Früh um fünf wachte ich auf. Es war stille und eine angenehm kühle Luft kam durchs offene Fenster. Was für eine Wohltat. Ich musste wissen, ob es den kleinen Meisen gut ging. Vorsichtig nahm ich meine eigenwillige Notabdeckung herunter. Kein Piepsen kam aus dem Häuschen. Mein Herz klopfte. Wenn nun … traurige Bilder entstanden in meinem Kopf. Ich wartete und wartete. Spatzen tschilpten im Hof, Tauben gurrten, aber die kleinen Meisen …

Ach, ich Stadtkind! Mit meinen „Eingriffen“ im besten Willen – womöglich hatte ich mehr an- als ausgerichtet? Leider passiert mir das immer wieder. Und nicht nur als Stadtkind in Sachen Natur, sondern auch als Mensch in Sachen Angelegenheiten anderer. Ich meine es gut, ich bin ganz ehrlich, ich glaube, Dinge zum Besseren zu bewegen … aber oft genug gibt es Ergebnisse, die so gar nicht meinem Ansinnen entsprechen. Wo ich mir dann sagen muss: „Konntest du nicht deinen Senf für dich behalten? Wer bist du denn, dass du anderen Ratschläge geben willst!“ Vor allem Rat-Schläge. Betonung liegt auf dem zweiten Wort.

Manchmal hilft eine Entschuldigung.
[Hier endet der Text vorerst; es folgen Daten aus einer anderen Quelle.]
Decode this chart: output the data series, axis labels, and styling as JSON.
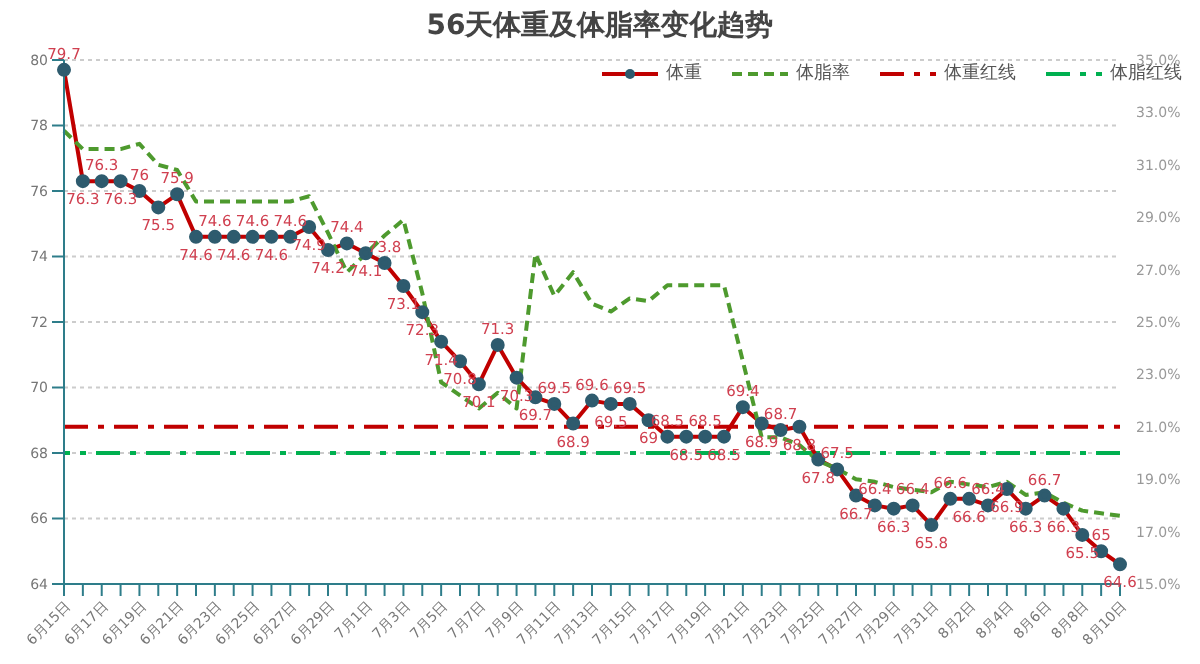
{
  "chart_data": {
    "type": "line",
    "title": "56天体重及体脂率变化趋势",
    "categories": [
      "6月15日",
      null,
      "6月17日",
      null,
      "6月19日",
      null,
      "6月21日",
      null,
      "6月23日",
      null,
      "6月25日",
      null,
      "6月27日",
      null,
      "6月29日",
      null,
      "7月1日",
      null,
      "7月3日",
      null,
      "7月5日",
      null,
      "7月7日",
      null,
      "7月9日",
      null,
      "7月11日",
      null,
      "7月13日",
      null,
      "7月15日",
      null,
      "7月17日",
      null,
      "7月19日",
      null,
      "7月21日",
      null,
      "7月23日",
      null,
      "7月25日",
      null,
      "7月27日",
      null,
      "7月29日",
      null,
      "7月31日",
      null,
      "8月2日",
      null,
      "8月4日",
      null,
      "8月6日",
      null,
      "8月8日",
      null,
      "8月10日"
    ],
    "series": [
      {
        "name": "体重",
        "color": "#c00000",
        "marker": "circle",
        "line_style": "solid",
        "data_labels": true,
        "values": [
          79.7,
          76.3,
          76.3,
          76.3,
          76,
          75.5,
          75.9,
          74.6,
          74.6,
          74.6,
          74.6,
          74.6,
          74.6,
          74.9,
          74.2,
          74.4,
          74.1,
          73.8,
          73.1,
          72.3,
          71.4,
          70.8,
          70.1,
          71.3,
          70.3,
          69.7,
          69.5,
          68.9,
          69.6,
          69.5,
          69.5,
          69,
          68.5,
          68.5,
          68.5,
          68.5,
          69.4,
          68.9,
          68.7,
          68.8,
          67.8,
          67.5,
          66.7,
          66.4,
          66.3,
          66.4,
          65.8,
          66.6,
          66.6,
          66.4,
          66.9,
          66.3,
          66.7,
          66.3,
          65.5,
          65,
          64.6
        ]
      },
      {
        "name": "体脂率",
        "color": "#4e9a2e",
        "marker": "none",
        "line_style": "dashed",
        "axis": "y2",
        "values": [
          32.3,
          31.6,
          31.6,
          31.6,
          31.8,
          31.0,
          30.8,
          29.6,
          29.6,
          29.6,
          29.6,
          29.6,
          29.6,
          29.8,
          28.4,
          26.9,
          27.6,
          28.3,
          28.9,
          26.1,
          22.7,
          22.2,
          21.7,
          22.3,
          21.7,
          27.6,
          26.0,
          26.9,
          25.7,
          25.4,
          25.9,
          25.8,
          26.4,
          26.4,
          26.4,
          26.4,
          23.5,
          20.6,
          20.6,
          20.3,
          19.7,
          19.4,
          19.0,
          18.9,
          18.7,
          18.6,
          18.5,
          18.9,
          18.8,
          18.7,
          18.9,
          18.4,
          18.5,
          18.1,
          17.8,
          17.7,
          17.6
        ]
      }
    ],
    "ref_lines": [
      {
        "axis": "y",
        "value": 68.8,
        "label": "体重红线",
        "color": "#c00000",
        "line_style": "dashed"
      },
      {
        "axis": "y2",
        "value": 20,
        "label": "体脂红线",
        "color": "#00b050",
        "line_style": "dashed"
      }
    ],
    "ylim": [
      64,
      80
    ],
    "yticks": [
      64,
      66,
      68,
      70,
      72,
      74,
      76,
      78,
      80
    ],
    "y2lim": [
      15,
      35
    ],
    "y2ticks": [
      {
        "value": 15,
        "label": "15.0%"
      },
      {
        "value": 17,
        "label": "17.0%"
      },
      {
        "value": 19,
        "label": "19.0%"
      },
      {
        "value": 21,
        "label": "21.0%"
      },
      {
        "value": 23,
        "label": "23.0%"
      },
      {
        "value": 25,
        "label": "25.0%"
      },
      {
        "value": 27,
        "label": "27.0%"
      },
      {
        "value": 29,
        "label": "29.0%"
      },
      {
        "value": 31,
        "label": "31.0%"
      },
      {
        "value": 33,
        "label": "33.0%"
      },
      {
        "value": 35,
        "label": "35.0%"
      }
    ],
    "grid": "y",
    "legend": "top"
  }
}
Manchmal hilft auch die Stille nach dem Sturm. Damit die Emotion abflaut und der andere und ich zur Ruhe kommen. Meistens begreife ich dann (wenn auch nicht für ewig – leider!), dass ich nicht alles regeln, glätten, retten kann. Dass es dafür andere Kompetenzen gibt und das man manchmal auch besser „lassen“ als „machen“ sollte. Abgeben in höhere Hände. Die vermutlich auch meine kleinen Meisen tausendmal besser behüten können als ich mit meinem Sonnenschirm und Regenschutz.

Ein bisschen traurig und sehr nachdenklich sitze ich auf meinem Balkon. Und da – auf einmal – piepst es wieder im Kasten. Eine Mama-oder Papa-Meise bringt ein Würmchen für die Kleinen. Ich bin glücklich und denke gleichzeitig – ach, das arme Würmchen.
Sie sehen also, ich habe tatsächlich eine Meise :-).
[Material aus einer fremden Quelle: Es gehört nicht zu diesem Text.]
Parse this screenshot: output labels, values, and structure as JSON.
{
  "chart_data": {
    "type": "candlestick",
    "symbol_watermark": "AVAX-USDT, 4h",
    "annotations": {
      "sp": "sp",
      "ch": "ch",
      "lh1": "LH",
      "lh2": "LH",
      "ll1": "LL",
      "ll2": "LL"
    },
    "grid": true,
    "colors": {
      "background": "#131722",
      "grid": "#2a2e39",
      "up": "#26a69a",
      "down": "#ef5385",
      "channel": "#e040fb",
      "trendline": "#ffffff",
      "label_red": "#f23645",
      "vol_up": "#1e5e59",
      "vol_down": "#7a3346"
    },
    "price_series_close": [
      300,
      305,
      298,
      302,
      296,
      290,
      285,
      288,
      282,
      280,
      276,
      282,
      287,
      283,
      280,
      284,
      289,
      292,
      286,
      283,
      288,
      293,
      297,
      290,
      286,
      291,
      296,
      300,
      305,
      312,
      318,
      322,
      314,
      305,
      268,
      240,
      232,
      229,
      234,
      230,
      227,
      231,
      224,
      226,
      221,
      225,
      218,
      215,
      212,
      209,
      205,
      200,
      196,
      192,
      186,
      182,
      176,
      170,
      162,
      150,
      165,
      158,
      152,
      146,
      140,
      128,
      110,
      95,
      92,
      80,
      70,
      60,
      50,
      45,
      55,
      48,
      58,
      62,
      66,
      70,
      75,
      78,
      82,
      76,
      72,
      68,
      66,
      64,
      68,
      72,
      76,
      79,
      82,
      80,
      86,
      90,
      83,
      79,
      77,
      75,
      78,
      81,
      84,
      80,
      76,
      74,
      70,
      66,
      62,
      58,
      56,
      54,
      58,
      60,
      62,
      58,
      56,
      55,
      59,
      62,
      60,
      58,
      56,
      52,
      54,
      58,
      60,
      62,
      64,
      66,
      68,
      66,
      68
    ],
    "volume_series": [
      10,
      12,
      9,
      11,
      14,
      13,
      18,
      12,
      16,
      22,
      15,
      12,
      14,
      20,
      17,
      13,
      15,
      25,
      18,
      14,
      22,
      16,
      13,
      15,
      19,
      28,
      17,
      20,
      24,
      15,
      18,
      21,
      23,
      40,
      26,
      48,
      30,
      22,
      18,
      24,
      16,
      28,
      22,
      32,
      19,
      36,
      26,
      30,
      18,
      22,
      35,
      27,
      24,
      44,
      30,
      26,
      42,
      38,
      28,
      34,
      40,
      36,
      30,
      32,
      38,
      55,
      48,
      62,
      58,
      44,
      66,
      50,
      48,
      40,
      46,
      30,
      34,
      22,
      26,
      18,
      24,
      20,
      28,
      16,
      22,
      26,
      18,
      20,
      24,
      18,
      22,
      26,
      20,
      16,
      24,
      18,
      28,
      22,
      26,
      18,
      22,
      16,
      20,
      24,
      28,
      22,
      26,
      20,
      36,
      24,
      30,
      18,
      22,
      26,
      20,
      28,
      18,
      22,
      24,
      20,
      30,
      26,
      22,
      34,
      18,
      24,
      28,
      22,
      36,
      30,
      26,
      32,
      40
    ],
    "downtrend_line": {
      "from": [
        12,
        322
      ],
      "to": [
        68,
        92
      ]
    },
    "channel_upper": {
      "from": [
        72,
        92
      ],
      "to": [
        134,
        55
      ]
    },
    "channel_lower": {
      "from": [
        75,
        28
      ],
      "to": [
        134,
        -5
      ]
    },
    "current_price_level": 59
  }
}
Aber egal, das Leben geht weiter und ich vermute, ich werde nachher auch den Sonnenschirm wieder aufspannen. Es bleibt doch die große Hoffnung in mir, dass Gott geduldig mein stümperhaftes „Gutes tun“ in wirklich Gutes wandelt.

Auch heute tröstet er mich mit dem heutigen Kalenderspruch:

Ein Mensch bleibt weise, solange er die Weisheit sucht. Sobald er sie gefunden zu haben wähnt, wird er ein Narr.“ (Aus dem Talmud).

Vielleicht werde ich also kein Narr – und habe lieber eine Meise.